Damit bekommen die Werbeindustrie und Webpublisher deutlich mehr Zeit, um die Personalisierung der Werbung durch datenschutzfreundlichere Verfahren zu ersetzen. Chrome ist der mit Abstand meistgenutzte Webbrowser mit einem Marktanteil von rund 65 Prozent. „Wir müssen mit einem verantwortungsvollen Tempo bewegen”, schrieb der für Datenschutz bei Chrome verantwortliche Google-Manager Vinay Goel dazu: „Das wird genug Zeit für öffentliche Debatten über die richtigen Lösungen und weitere Interaktionen mit Regulierern lassen – und es Verlegern und der Werbeindustrie erlauben, ihre Dienste umzustellen.”
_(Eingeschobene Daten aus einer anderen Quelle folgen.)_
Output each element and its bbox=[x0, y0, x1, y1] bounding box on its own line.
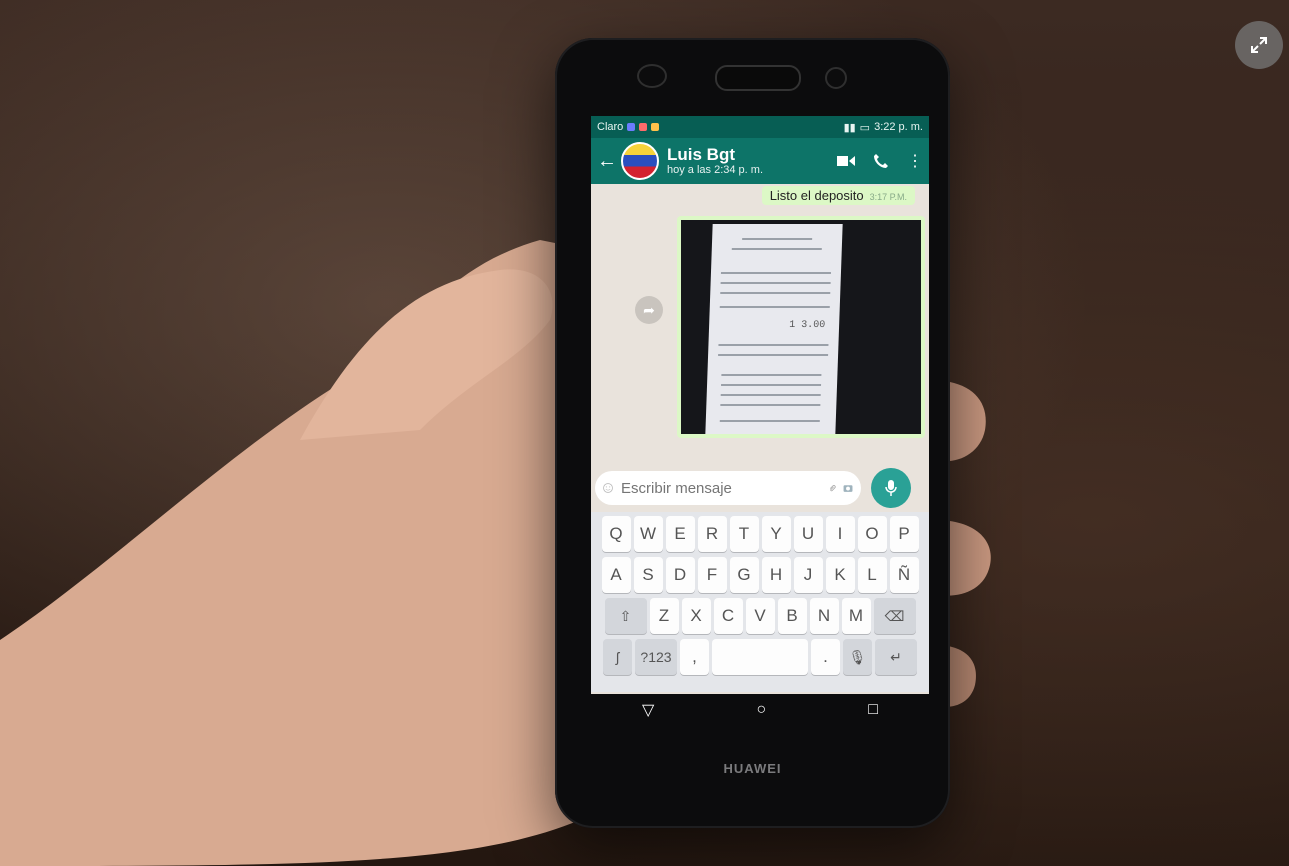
key-f[interactable]: F bbox=[697, 557, 727, 593]
key-g[interactable]: G bbox=[729, 557, 759, 593]
mic-button[interactable] bbox=[871, 468, 911, 508]
mic-icon bbox=[885, 480, 897, 496]
carrier-label: Claro bbox=[597, 121, 624, 133]
backspace-icon: ⌫ bbox=[884, 607, 905, 624]
signal-icon: ▮▮ bbox=[843, 121, 856, 134]
key-y[interactable]: Y bbox=[761, 516, 791, 552]
earpiece bbox=[715, 65, 801, 91]
more-icon[interactable]: ⋮ bbox=[907, 151, 923, 171]
message-input-pill[interactable] bbox=[595, 471, 861, 505]
swipe-icon: ʃ bbox=[615, 649, 620, 665]
receipt-amount: 1 3.00 bbox=[788, 320, 826, 331]
key-m[interactable]: M bbox=[841, 598, 871, 634]
phone-screen: Claro ▮▮ ▭ 3:22 p. m. ← Luis Bgt hoy a l… bbox=[591, 116, 929, 726]
receipt: 1 3.00 bbox=[705, 224, 843, 434]
status-bar: Claro ▮▮ ▭ 3:22 p. m. bbox=[591, 116, 929, 138]
camera-icon[interactable] bbox=[843, 480, 853, 496]
key-i[interactable]: I bbox=[825, 516, 855, 552]
key-q[interactable]: Q bbox=[601, 516, 631, 552]
enter-key[interactable]: ↵ bbox=[875, 639, 917, 675]
keyboard-row-3: ⇧ Z X C V B N M ⌫ bbox=[593, 598, 927, 634]
back-arrow-icon[interactable]: ← bbox=[597, 150, 617, 173]
key-t[interactable]: T bbox=[729, 516, 759, 552]
image-message[interactable]: 1 3.00 bbox=[677, 216, 925, 438]
key-u[interactable]: U bbox=[793, 516, 823, 552]
key-a[interactable]: A bbox=[601, 557, 631, 593]
voice-key[interactable]: 🎙 bbox=[843, 639, 872, 675]
period-key[interactable]: . bbox=[811, 639, 840, 675]
notification-icon bbox=[627, 123, 636, 131]
attach-icon[interactable] bbox=[828, 480, 837, 496]
enter-icon: ↵ bbox=[890, 648, 902, 665]
keyboard-row-4: ʃ ?123 , . 🎙 ↵ bbox=[593, 639, 927, 675]
key-z[interactable]: Z bbox=[649, 598, 679, 634]
phone-icon[interactable] bbox=[873, 153, 889, 169]
keyboard: Q W E R T Y U I O P A S D F G H J K L Ñ … bbox=[591, 512, 929, 692]
chat-header: ← Luis Bgt hoy a las 2:34 p. m. ⋮ bbox=[591, 138, 929, 184]
message-input-bar bbox=[591, 466, 929, 510]
key-w[interactable]: W bbox=[633, 516, 663, 552]
battery-icon: ▭ bbox=[859, 121, 871, 134]
expand-icon bbox=[1251, 37, 1267, 53]
front-sensor bbox=[637, 64, 667, 88]
numbers-key[interactable]: ?123 bbox=[635, 639, 677, 675]
key-c[interactable]: C bbox=[713, 598, 743, 634]
receipt-photo: 1 3.00 bbox=[681, 220, 921, 434]
nav-recents-icon[interactable]: □ bbox=[868, 701, 878, 719]
key-p[interactable]: P bbox=[889, 516, 919, 552]
key-v[interactable]: V bbox=[745, 598, 775, 634]
last-seen: hoy a las 2:34 p. m. bbox=[667, 164, 763, 177]
key-e[interactable]: E bbox=[665, 516, 695, 552]
space-key[interactable] bbox=[712, 639, 808, 675]
key-s[interactable]: S bbox=[633, 557, 663, 593]
message-text: Listo el deposito bbox=[769, 188, 864, 203]
key-enye[interactable]: Ñ bbox=[889, 557, 919, 593]
key-k[interactable]: K bbox=[825, 557, 855, 593]
key-x[interactable]: X bbox=[681, 598, 711, 634]
device-brand: HUAWEI bbox=[723, 761, 782, 776]
contact-name: Luis Bgt bbox=[667, 144, 735, 164]
forward-icon[interactable]: ➦ bbox=[635, 296, 663, 324]
nav-home-icon[interactable]: ○ bbox=[756, 701, 766, 719]
key-h[interactable]: H bbox=[761, 557, 791, 593]
avatar[interactable] bbox=[621, 142, 659, 180]
key-d[interactable]: D bbox=[665, 557, 695, 593]
video-call-icon[interactable] bbox=[837, 154, 855, 168]
emoji-icon[interactable] bbox=[603, 479, 613, 497]
key-j[interactable]: J bbox=[793, 557, 823, 593]
message-input[interactable] bbox=[619, 478, 823, 498]
contact-info[interactable]: Luis Bgt hoy a las 2:34 p. m. bbox=[667, 144, 837, 177]
key-n[interactable]: N bbox=[809, 598, 839, 634]
shift-icon: ⇧ bbox=[619, 607, 632, 624]
message-bubble[interactable]: Listo el deposito 3:17 P.M. bbox=[761, 186, 915, 205]
keyboard-row-1: Q W E R T Y U I O P bbox=[593, 516, 927, 552]
backspace-key[interactable]: ⌫ bbox=[873, 598, 916, 634]
key-o[interactable]: O bbox=[857, 516, 887, 552]
comma-key[interactable]: , bbox=[680, 639, 709, 675]
keyboard-row-2: A S D F G H J K L Ñ bbox=[593, 557, 927, 593]
notification-icon bbox=[651, 123, 660, 131]
clock-label: 3:22 p. m. bbox=[874, 121, 923, 133]
front-camera bbox=[825, 67, 847, 89]
mic-icon: 🎙 bbox=[848, 648, 867, 665]
key-b[interactable]: B bbox=[777, 598, 807, 634]
notification-icon bbox=[639, 123, 648, 131]
swipe-key[interactable]: ʃ bbox=[603, 639, 632, 675]
message-time: 3:17 P.M. bbox=[869, 192, 907, 202]
nav-back-icon[interactable]: ▽ bbox=[642, 700, 654, 720]
android-navbar: ▽ ○ □ bbox=[591, 694, 929, 726]
expand-button[interactable] bbox=[1235, 21, 1283, 69]
key-r[interactable]: R bbox=[697, 516, 727, 552]
phone: Claro ▮▮ ▭ 3:22 p. m. ← Luis Bgt hoy a l… bbox=[555, 38, 950, 828]
shift-key[interactable]: ⇧ bbox=[604, 598, 647, 634]
key-l[interactable]: L bbox=[857, 557, 887, 593]
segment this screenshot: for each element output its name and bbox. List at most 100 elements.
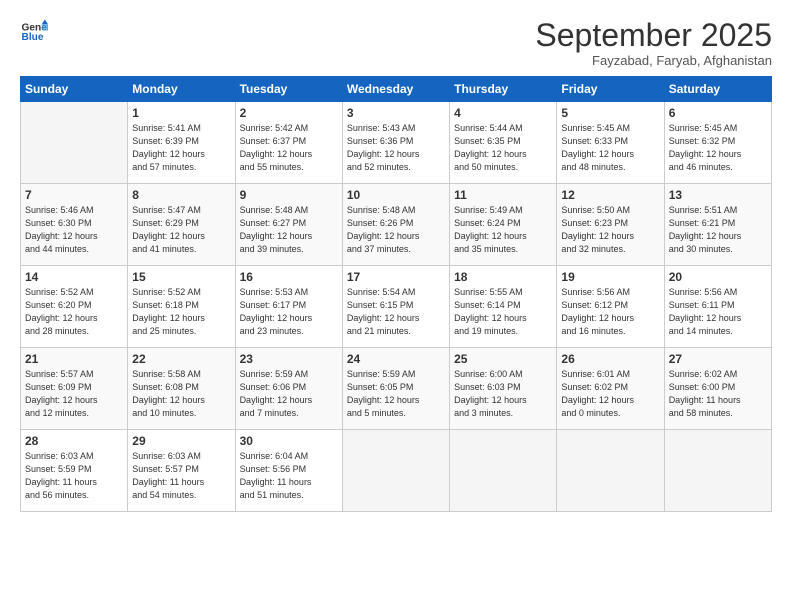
calendar-cell xyxy=(450,430,557,512)
calendar-body: 1 Sunrise: 5:41 AM Sunset: 6:39 PM Daylig… xyxy=(21,102,772,512)
day-number: 17 xyxy=(347,270,445,284)
calendar-cell xyxy=(664,430,771,512)
weekday-header-sunday: Sunday xyxy=(21,77,128,102)
weekday-header-wednesday: Wednesday xyxy=(342,77,449,102)
calendar-cell: 13Sunrise: 5:51 AM Sunset: 6:21 PM Dayli… xyxy=(664,184,771,266)
title-block: September 2025 Fayzabad, Faryab, Afghani… xyxy=(535,18,772,68)
day-number: 5 xyxy=(561,106,659,120)
weekday-header-tuesday: Tuesday xyxy=(235,77,342,102)
day-info: Sunrise: 5:57 AM Sunset: 6:09 PM Dayligh… xyxy=(25,368,123,420)
day-number: 19 xyxy=(561,270,659,284)
calendar-cell xyxy=(557,430,664,512)
calendar-cell: 8 Sunrise: 5:47 AM Sunset: 6:29 PM Daylig… xyxy=(128,184,235,266)
day-info: Sunrise: 5:46 AM Sunset: 6:30 PM Dayligh… xyxy=(25,204,123,256)
svg-text:Blue: Blue xyxy=(22,32,44,43)
weekday-header-thursday: Thursday xyxy=(450,77,557,102)
location: Fayzabad, Faryab, Afghanistan xyxy=(535,53,772,68)
calendar-cell: 16 Sunrise: 5:53 AM Sunset: 6:17 PM Dayli… xyxy=(235,266,342,348)
calendar-cell: 2 Sunrise: 5:42 AM Sunset: 6:37 PM Daylig… xyxy=(235,102,342,184)
calendar-cell: 15 Sunrise: 5:52 AM Sunset: 6:18 PM Dayli… xyxy=(128,266,235,348)
day-info: Sunrise: 5:49 AM Sunset: 6:24 PM Dayligh… xyxy=(454,204,552,256)
weekday-header-saturday: Saturday xyxy=(664,77,771,102)
day-number: 11 xyxy=(454,188,552,202)
calendar-cell: 6 Sunrise: 5:45 AM Sunset: 6:32 PM Daylig… xyxy=(664,102,771,184)
day-number: 6 xyxy=(669,106,767,120)
day-info: Sunrise: 6:00 AM Sunset: 6:03 PM Dayligh… xyxy=(454,368,552,420)
calendar-week-5: 28 Sunrise: 6:03 AM Sunset: 5:59 PM Dayli… xyxy=(21,430,772,512)
day-number: 13 xyxy=(669,188,767,202)
weekday-header-monday: Monday xyxy=(128,77,235,102)
day-number: 12 xyxy=(561,188,659,202)
day-info: Sunrise: 6:03 AM Sunset: 5:57 PM Dayligh… xyxy=(132,450,230,502)
day-info: Sunrise: 5:56 AM Sunset: 6:11 PM Dayligh… xyxy=(669,286,767,338)
day-info: Sunrise: 5:52 AM Sunset: 6:20 PM Dayligh… xyxy=(25,286,123,338)
logo: General Blue xyxy=(20,18,48,46)
day-info: Sunrise: 5:52 AM Sunset: 6:18 PM Dayligh… xyxy=(132,286,230,338)
calendar-cell: 11 Sunrise: 5:49 AM Sunset: 6:24 PM Dayli… xyxy=(450,184,557,266)
calendar-cell: 3 Sunrise: 5:43 AM Sunset: 6:36 PM Daylig… xyxy=(342,102,449,184)
day-number: 24 xyxy=(347,352,445,366)
day-number: 25 xyxy=(454,352,552,366)
day-number: 27 xyxy=(669,352,767,366)
day-number: 29 xyxy=(132,434,230,448)
day-info: Sunrise: 5:59 AM Sunset: 6:05 PM Dayligh… xyxy=(347,368,445,420)
day-info: Sunrise: 5:56 AM Sunset: 6:12 PM Dayligh… xyxy=(561,286,659,338)
day-number: 22 xyxy=(132,352,230,366)
day-info: Sunrise: 5:44 AM Sunset: 6:35 PM Dayligh… xyxy=(454,122,552,174)
calendar-cell: 18Sunrise: 5:55 AM Sunset: 6:14 PM Dayli… xyxy=(450,266,557,348)
day-number: 28 xyxy=(25,434,123,448)
calendar-cell: 22 Sunrise: 5:58 AM Sunset: 6:08 PM Dayli… xyxy=(128,348,235,430)
day-info: Sunrise: 5:41 AM Sunset: 6:39 PM Dayligh… xyxy=(132,122,230,174)
calendar-table: SundayMondayTuesdayWednesdayThursdayFrid… xyxy=(20,76,772,512)
weekday-header-row: SundayMondayTuesdayWednesdayThursdayFrid… xyxy=(21,77,772,102)
day-info: Sunrise: 5:48 AM Sunset: 6:26 PM Dayligh… xyxy=(347,204,445,256)
calendar-week-2: 7Sunrise: 5:46 AM Sunset: 6:30 PM Daylig… xyxy=(21,184,772,266)
day-number: 14 xyxy=(25,270,123,284)
calendar-cell: 23Sunrise: 5:59 AM Sunset: 6:06 PM Dayli… xyxy=(235,348,342,430)
calendar-cell: 4Sunrise: 5:44 AM Sunset: 6:35 PM Daylig… xyxy=(450,102,557,184)
day-info: Sunrise: 5:53 AM Sunset: 6:17 PM Dayligh… xyxy=(240,286,338,338)
day-info: Sunrise: 5:45 AM Sunset: 6:32 PM Dayligh… xyxy=(669,122,767,174)
calendar-cell: 5Sunrise: 5:45 AM Sunset: 6:33 PM Daylig… xyxy=(557,102,664,184)
day-number: 23 xyxy=(240,352,338,366)
month-title: September 2025 xyxy=(535,18,772,53)
day-info: Sunrise: 5:58 AM Sunset: 6:08 PM Dayligh… xyxy=(132,368,230,420)
page-header: General Blue September 2025 Fayzabad, Fa… xyxy=(20,18,772,68)
day-number: 21 xyxy=(25,352,123,366)
day-info: Sunrise: 5:55 AM Sunset: 6:14 PM Dayligh… xyxy=(454,286,552,338)
day-info: Sunrise: 6:03 AM Sunset: 5:59 PM Dayligh… xyxy=(25,450,123,502)
day-info: Sunrise: 6:04 AM Sunset: 5:56 PM Dayligh… xyxy=(240,450,338,502)
calendar-cell: 29 Sunrise: 6:03 AM Sunset: 5:57 PM Dayli… xyxy=(128,430,235,512)
calendar-cell xyxy=(21,102,128,184)
calendar-cell: 30 Sunrise: 6:04 AM Sunset: 5:56 PM Dayli… xyxy=(235,430,342,512)
calendar-cell: 9Sunrise: 5:48 AM Sunset: 6:27 PM Daylig… xyxy=(235,184,342,266)
day-number: 1 xyxy=(132,106,230,120)
calendar-cell: 10Sunrise: 5:48 AM Sunset: 6:26 PM Dayli… xyxy=(342,184,449,266)
calendar-cell: 28 Sunrise: 6:03 AM Sunset: 5:59 PM Dayli… xyxy=(21,430,128,512)
calendar-cell: 12Sunrise: 5:50 AM Sunset: 6:23 PM Dayli… xyxy=(557,184,664,266)
calendar-cell: 20 Sunrise: 5:56 AM Sunset: 6:11 PM Dayli… xyxy=(664,266,771,348)
calendar-cell: 25 Sunrise: 6:00 AM Sunset: 6:03 PM Dayli… xyxy=(450,348,557,430)
day-info: Sunrise: 5:42 AM Sunset: 6:37 PM Dayligh… xyxy=(240,122,338,174)
day-number: 3 xyxy=(347,106,445,120)
day-number: 8 xyxy=(132,188,230,202)
calendar-cell: 27Sunrise: 6:02 AM Sunset: 6:00 PM Dayli… xyxy=(664,348,771,430)
day-number: 15 xyxy=(132,270,230,284)
calendar-cell xyxy=(342,430,449,512)
day-number: 16 xyxy=(240,270,338,284)
calendar-cell: 21 Sunrise: 5:57 AM Sunset: 6:09 PM Dayli… xyxy=(21,348,128,430)
day-number: 2 xyxy=(240,106,338,120)
day-number: 20 xyxy=(669,270,767,284)
calendar-cell: 19 Sunrise: 5:56 AM Sunset: 6:12 PM Dayli… xyxy=(557,266,664,348)
calendar-week-3: 14 Sunrise: 5:52 AM Sunset: 6:20 PM Dayli… xyxy=(21,266,772,348)
day-info: Sunrise: 6:01 AM Sunset: 6:02 PM Dayligh… xyxy=(561,368,659,420)
day-info: Sunrise: 5:48 AM Sunset: 6:27 PM Dayligh… xyxy=(240,204,338,256)
day-info: Sunrise: 5:47 AM Sunset: 6:29 PM Dayligh… xyxy=(132,204,230,256)
calendar-cell: 14 Sunrise: 5:52 AM Sunset: 6:20 PM Dayli… xyxy=(21,266,128,348)
calendar-week-4: 21 Sunrise: 5:57 AM Sunset: 6:09 PM Dayli… xyxy=(21,348,772,430)
day-info: Sunrise: 5:54 AM Sunset: 6:15 PM Dayligh… xyxy=(347,286,445,338)
calendar-cell: 24 Sunrise: 5:59 AM Sunset: 6:05 PM Dayli… xyxy=(342,348,449,430)
day-number: 30 xyxy=(240,434,338,448)
day-info: Sunrise: 5:43 AM Sunset: 6:36 PM Dayligh… xyxy=(347,122,445,174)
calendar-cell: 26Sunrise: 6:01 AM Sunset: 6:02 PM Dayli… xyxy=(557,348,664,430)
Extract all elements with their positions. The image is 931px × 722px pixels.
Safari und Firefox gehen bereits gegen Werbecookies vor 

Andere Browser, wie Apples Safari und Firefox, gehen bereits gegen Werbecookies von Drittanbietern vor. Angesichts der Stärke von Google bei Online-Werbung stand angesichts der geplanten Maßnahmen in Chrome aber sofort der Vorwurf im Raum, sie könnten am Ende die eigenen Anzeigendienste des Konzerns weiter stärken. Erst vor wenigen Tagen kündigte die EU-Kommission an, die Pläne nach Beschwerden unter die Lupe zu nehmen. Konkurrenten argumentierten zudem, dass Google unter anderem als Entwickler des Chrome-Browsers und des Smartphone-Systems Android auch andere Wege habe, an Informationen über das Verhalten von Nutzern zu kommen. Der neue Zeitplan berücksichtigt nun auch Zusagen, die Google der britischen Wettbewerbs- und Marktaufsichtsbehörde (CMA) gegeben hatte. 

Privacy Sandbox in zwei Stufen 

Der aktualisierte Zeitplan für die sogenannte Privacy Sandbox sieht zwei Stufen vor. Bis Ende 2022 will Google eine öffentliche Diskussions- und Entwicklungsphase für eine Cookie-Alternative abschließen. Ziel sei die Entwicklung von Web-Technologien, die sowohl die Privatsphäre schützten als auch Unternehmen sowie Entwicklerinnen und Entwicklern Werkzeuge an die Hand gäben, um florierende digitale Unternehmen aufzubauen und das Web für alle offen und zugänglich zu halten.